I(t,V) = g(t,V)\cdot(V-V_\mathrm{eq})

where g(t,V) is the conductance over time, or inverse resistance, which can be expanded in terms of its constant average  and the activation and inactivation fractions m and h, respectively, that determine how many ions can flow through available membrane channels. This expansion is given by

g(t,V)=\bar{g}\cdot m(t,V)^p \cdot h(t,V)^q

and our fractions follow the first-order kinetics

\frac{d m(t,V)}{d t} = \frac{m_\infty(V)-m(t,V)}{\tau_\mathrm{m} (V)} = \alpha_\mathrm{m} (V)\cdot(1-m) - \beta_\mathrm{m} (V)\cdot m

with similar dynamics for h, where we can use either τ and m or α and β to define our gate fractions.

With such a form, all that remains is to individually investigate each current one wants to include. Typically, these include inward Ca2+ and Na+ input currents and several varieties of K+ outward currents, including a “leak” current. The end result can be at the small end 20 parameters which one must estimate or measure for an accurate model [1].  At that time this could not be computed.  This was the starting point for a subsequent series of studies, all attempting to simplify the neuron model. 

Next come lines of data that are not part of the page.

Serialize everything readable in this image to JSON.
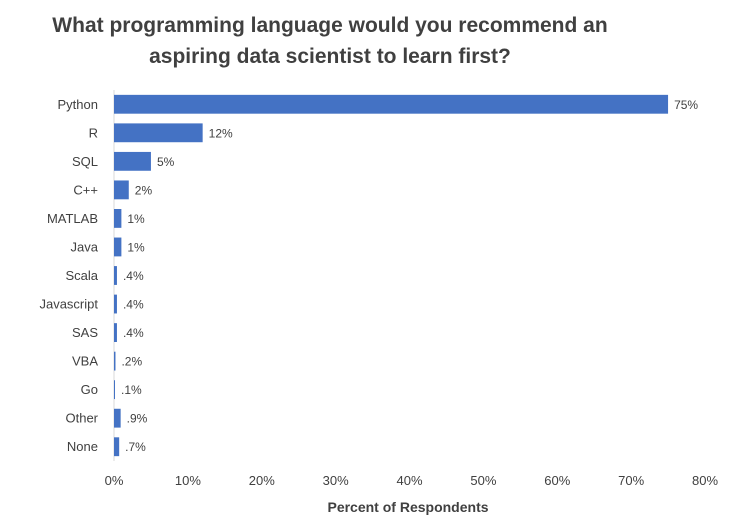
{
  "chart_data": {
    "type": "bar",
    "orientation": "horizontal",
    "title_lines": [
      "What programming language would you recommend an",
      "aspiring data scientist to learn first?"
    ],
    "xlabel": "Percent of Respondents",
    "ylabel": "",
    "xlim": [
      0,
      80
    ],
    "x_ticks": [
      0,
      10,
      20,
      30,
      40,
      50,
      60,
      70,
      80
    ],
    "x_tick_labels": [
      "0%",
      "10%",
      "20%",
      "30%",
      "40%",
      "50%",
      "60%",
      "70%",
      "80%"
    ],
    "grid": false,
    "legend": "none",
    "bar_color": "#4472C4",
    "categories": [
      "Python",
      "R",
      "SQL",
      "C++",
      "MATLAB",
      "Java",
      "Scala",
      "Javascript",
      "SAS",
      "VBA",
      "Go",
      "Other",
      "None"
    ],
    "values": [
      75,
      12,
      5,
      2,
      1,
      1,
      0.4,
      0.4,
      0.4,
      0.2,
      0.1,
      0.9,
      0.7
    ],
    "data_labels": [
      "75%",
      "12%",
      "5%",
      "2%",
      "1%",
      "1%",
      ".4%",
      ".4%",
      ".4%",
      ".2%",
      ".1%",
      ".9%",
      ".7%"
    ]
  }
}
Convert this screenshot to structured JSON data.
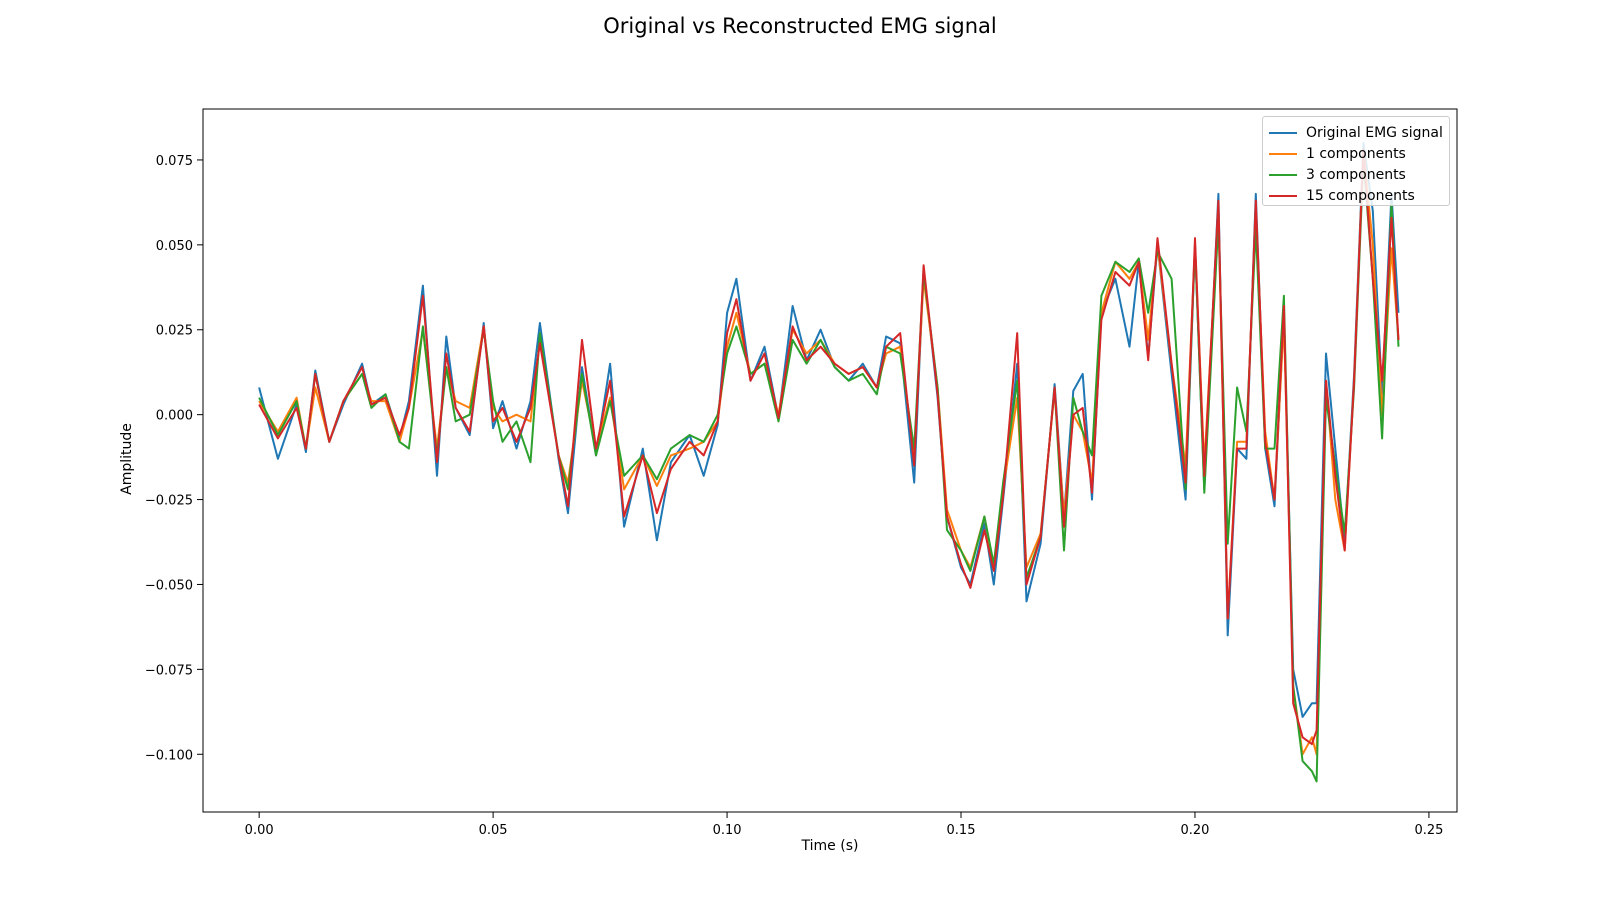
{
  "chart_data": {
    "type": "line",
    "title": "Original vs Reconstructed EMG signal",
    "xlabel": "Time (s)",
    "ylabel": "Amplitude",
    "xlim": [
      -0.012,
      0.256
    ],
    "ylim": [
      -0.117,
      0.09
    ],
    "xticks": [
      0.0,
      0.05,
      0.1,
      0.15,
      0.2,
      0.25
    ],
    "xtick_labels": [
      "0.00",
      "0.05",
      "0.10",
      "0.15",
      "0.20",
      "0.25"
    ],
    "yticks": [
      0.075,
      0.05,
      0.025,
      0.0,
      -0.025,
      -0.05,
      -0.075,
      -0.1
    ],
    "ytick_labels": [
      "0.075",
      "0.050",
      "0.025",
      "0.000",
      "−0.025",
      "−0.050",
      "−0.075",
      "−0.100"
    ],
    "grid": false,
    "legend_position": "upper right",
    "x": [
      0.0,
      0.004,
      0.008,
      0.01,
      0.012,
      0.015,
      0.018,
      0.022,
      0.024,
      0.027,
      0.03,
      0.032,
      0.035,
      0.038,
      0.04,
      0.042,
      0.045,
      0.048,
      0.05,
      0.052,
      0.055,
      0.058,
      0.06,
      0.064,
      0.066,
      0.069,
      0.072,
      0.075,
      0.078,
      0.082,
      0.085,
      0.088,
      0.092,
      0.095,
      0.098,
      0.1,
      0.102,
      0.105,
      0.108,
      0.111,
      0.114,
      0.117,
      0.12,
      0.123,
      0.126,
      0.129,
      0.132,
      0.134,
      0.137,
      0.14,
      0.142,
      0.145,
      0.147,
      0.15,
      0.152,
      0.155,
      0.157,
      0.159,
      0.162,
      0.164,
      0.167,
      0.17,
      0.172,
      0.174,
      0.176,
      0.178,
      0.18,
      0.183,
      0.186,
      0.188,
      0.19,
      0.192,
      0.195,
      0.198,
      0.2,
      0.202,
      0.205,
      0.207,
      0.209,
      0.211,
      0.213,
      0.215,
      0.217,
      0.219,
      0.221,
      0.223,
      0.225,
      0.226,
      0.228,
      0.23,
      0.232,
      0.234,
      0.236,
      0.238,
      0.24,
      0.242,
      0.2435
    ],
    "series": [
      {
        "name": "Original EMG signal",
        "color": "#1f77b4",
        "values": [
          0.008,
          -0.013,
          0.003,
          -0.011,
          0.013,
          -0.008,
          0.003,
          0.015,
          0.003,
          0.006,
          -0.007,
          0.004,
          0.038,
          -0.018,
          0.023,
          0.002,
          -0.006,
          0.027,
          -0.004,
          0.004,
          -0.01,
          0.004,
          0.027,
          -0.013,
          -0.029,
          0.014,
          -0.012,
          0.015,
          -0.033,
          -0.01,
          -0.037,
          -0.014,
          -0.006,
          -0.018,
          -0.003,
          0.03,
          0.04,
          0.01,
          0.02,
          -0.001,
          0.032,
          0.016,
          0.025,
          0.014,
          0.01,
          0.015,
          0.008,
          0.023,
          0.021,
          -0.02,
          0.043,
          0.005,
          -0.03,
          -0.045,
          -0.05,
          -0.032,
          -0.05,
          -0.025,
          0.015,
          -0.055,
          -0.038,
          0.009,
          -0.03,
          0.007,
          0.012,
          -0.025,
          0.03,
          0.04,
          0.02,
          0.045,
          0.017,
          0.05,
          0.012,
          -0.025,
          0.05,
          -0.022,
          0.065,
          -0.065,
          -0.01,
          -0.013,
          0.065,
          -0.01,
          -0.027,
          0.03,
          -0.075,
          -0.089,
          -0.085,
          -0.085,
          0.018,
          -0.01,
          -0.038,
          0.012,
          0.08,
          0.06,
          0.006,
          0.065,
          0.03
        ]
      },
      {
        "name": "1 components",
        "color": "#ff7f0e",
        "values": [
          0.004,
          -0.005,
          0.005,
          -0.01,
          0.008,
          -0.008,
          0.004,
          0.012,
          0.004,
          0.004,
          -0.008,
          0.002,
          0.025,
          -0.01,
          0.014,
          0.004,
          0.002,
          0.026,
          0.002,
          -0.002,
          0.0,
          -0.002,
          0.022,
          -0.012,
          -0.02,
          0.01,
          -0.01,
          0.005,
          -0.022,
          -0.012,
          -0.021,
          -0.012,
          -0.01,
          -0.008,
          -0.002,
          0.02,
          0.03,
          0.012,
          0.015,
          0.0,
          0.025,
          0.018,
          0.022,
          0.015,
          0.012,
          0.014,
          0.008,
          0.018,
          0.02,
          -0.012,
          0.04,
          0.008,
          -0.028,
          -0.04,
          -0.045,
          -0.03,
          -0.045,
          -0.022,
          0.005,
          -0.045,
          -0.035,
          0.007,
          -0.03,
          0.0,
          -0.005,
          -0.02,
          0.03,
          0.045,
          0.04,
          0.045,
          0.022,
          0.05,
          0.015,
          -0.015,
          0.05,
          -0.015,
          0.06,
          -0.06,
          -0.008,
          -0.008,
          0.06,
          -0.005,
          -0.025,
          0.028,
          -0.08,
          -0.1,
          -0.095,
          -0.1,
          0.01,
          -0.025,
          -0.04,
          0.01,
          0.078,
          0.05,
          0.0,
          0.049,
          0.022
        ]
      },
      {
        "name": "3 components",
        "color": "#2ca02c",
        "values": [
          0.005,
          -0.006,
          0.004,
          -0.01,
          0.012,
          -0.008,
          0.004,
          0.012,
          0.002,
          0.006,
          -0.008,
          -0.01,
          0.026,
          -0.012,
          0.014,
          -0.002,
          0.0,
          0.025,
          0.004,
          -0.008,
          -0.002,
          -0.014,
          0.024,
          -0.012,
          -0.022,
          0.012,
          -0.012,
          0.004,
          -0.018,
          -0.012,
          -0.019,
          -0.01,
          -0.006,
          -0.008,
          0.0,
          0.018,
          0.026,
          0.012,
          0.015,
          -0.002,
          0.022,
          0.015,
          0.022,
          0.014,
          0.01,
          0.012,
          0.006,
          0.02,
          0.018,
          -0.01,
          0.042,
          0.008,
          -0.034,
          -0.04,
          -0.046,
          -0.03,
          -0.044,
          -0.02,
          0.01,
          -0.048,
          -0.036,
          0.008,
          -0.04,
          0.005,
          -0.005,
          -0.012,
          0.035,
          0.045,
          0.042,
          0.046,
          0.03,
          0.048,
          0.04,
          -0.022,
          0.05,
          -0.023,
          0.057,
          -0.038,
          0.008,
          -0.005,
          0.055,
          -0.01,
          -0.01,
          0.035,
          -0.08,
          -0.102,
          -0.105,
          -0.108,
          0.005,
          -0.015,
          -0.035,
          0.008,
          0.075,
          0.04,
          -0.007,
          0.062,
          0.02
        ]
      },
      {
        "name": "15 components",
        "color": "#d62728",
        "values": [
          0.003,
          -0.007,
          0.002,
          -0.01,
          0.012,
          -0.008,
          0.004,
          0.014,
          0.003,
          0.005,
          -0.006,
          0.002,
          0.035,
          -0.014,
          0.018,
          0.002,
          -0.005,
          0.026,
          -0.002,
          0.002,
          -0.008,
          0.002,
          0.021,
          -0.012,
          -0.027,
          0.022,
          -0.01,
          0.01,
          -0.03,
          -0.012,
          -0.029,
          -0.016,
          -0.008,
          -0.012,
          -0.002,
          0.024,
          0.034,
          0.01,
          0.018,
          -0.001,
          0.026,
          0.016,
          0.02,
          0.015,
          0.012,
          0.014,
          0.008,
          0.02,
          0.024,
          -0.015,
          0.044,
          0.006,
          -0.03,
          -0.044,
          -0.051,
          -0.034,
          -0.046,
          -0.024,
          0.024,
          -0.05,
          -0.036,
          0.008,
          -0.033,
          0.0,
          0.002,
          -0.023,
          0.028,
          0.042,
          0.038,
          0.045,
          0.016,
          0.052,
          0.015,
          -0.02,
          0.052,
          -0.018,
          0.063,
          -0.06,
          -0.01,
          -0.01,
          0.063,
          -0.008,
          -0.025,
          0.032,
          -0.085,
          -0.095,
          -0.097,
          -0.093,
          0.01,
          -0.018,
          -0.04,
          0.01,
          0.078,
          0.04,
          0.01,
          0.058,
          0.022
        ]
      }
    ]
  }
}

In 2008, James P. Keener, performing research in mathematics at the University of Utah, published a paper entitled “Invariant Manifold Reductions for Markovian Ion Channel Dynamics.”  He proposed using Markov jump processes to model the transitions in ion channel states [3]. These Markov models had been previously been used in conductance based models to study the dynamics of electrical activity in nerve cells, cardiac cells and muscle cells.

In summary, what Dr. Keener proved was that the classical Hodgkin-Huxley formulations of potassium and sodium channel conductance are exact solutions of Markov models, although there were no means of computing proof at the time. This means that the solutions of the Hodgkin-Huxley equations and the solutions of a full Markov model simulating neuron electrokinetic activity with an 8-state sodium channel and a 4-state potassium channel model (after several milliseconds during which initial transients decay) are exactly the same, even though the first is a system of four differential equations and the latter is a system of 13 differential equations.

There are a lot of pieces to the cognitive neuroscience puzzle.  This is one of many theoretical frameworks to approach the complex subject of brain function.  One of the drawbacks of a computational cognitive approach is that it basically designs the very functionality it tries to explain.  It is still very useful, but limited in what it can ultimately explain. It has also been one of the most successful in dealing with cognitive function precisely because it deals at a higher level modeling a system that uses mathematics and logic with the same tools.  The ultimate goal is that it piques the curiosity of those who are unfamiliar to the subject and share what I’ve learned with those who have acquired an interest.

“The larger the island of knowledge, the longer the shoreline of wonder.”

Ralph Washington Sockman (1889 – 1970)

 

References:

 

[1] Goldwyn, J. H., & Shea-Brown, E. (2011). The what and where of adding channel noise to the Hodgkin-Huxley equations. PLoS computational biology7(11), e1002247.
[2] Hodgkin, A. L., & Huxley, A. F. (1952). Propagation of electrical signals along giant nerve fibres. Proceedings of the Royal Society of London. Series B, Biological Sciences140(899), 177-183.
[3] Keener, J. P. (2009). Invariant manifold reductions for Markovian ion channel dynamics. Journal of mathematical biology58(3), 447-457.
[4] O'Reilly, R. C., Munakata, Y., Frank, M. J., & Hazy, T. E. (2012). Computational Cognitive Neuroscience. Wiki Book,.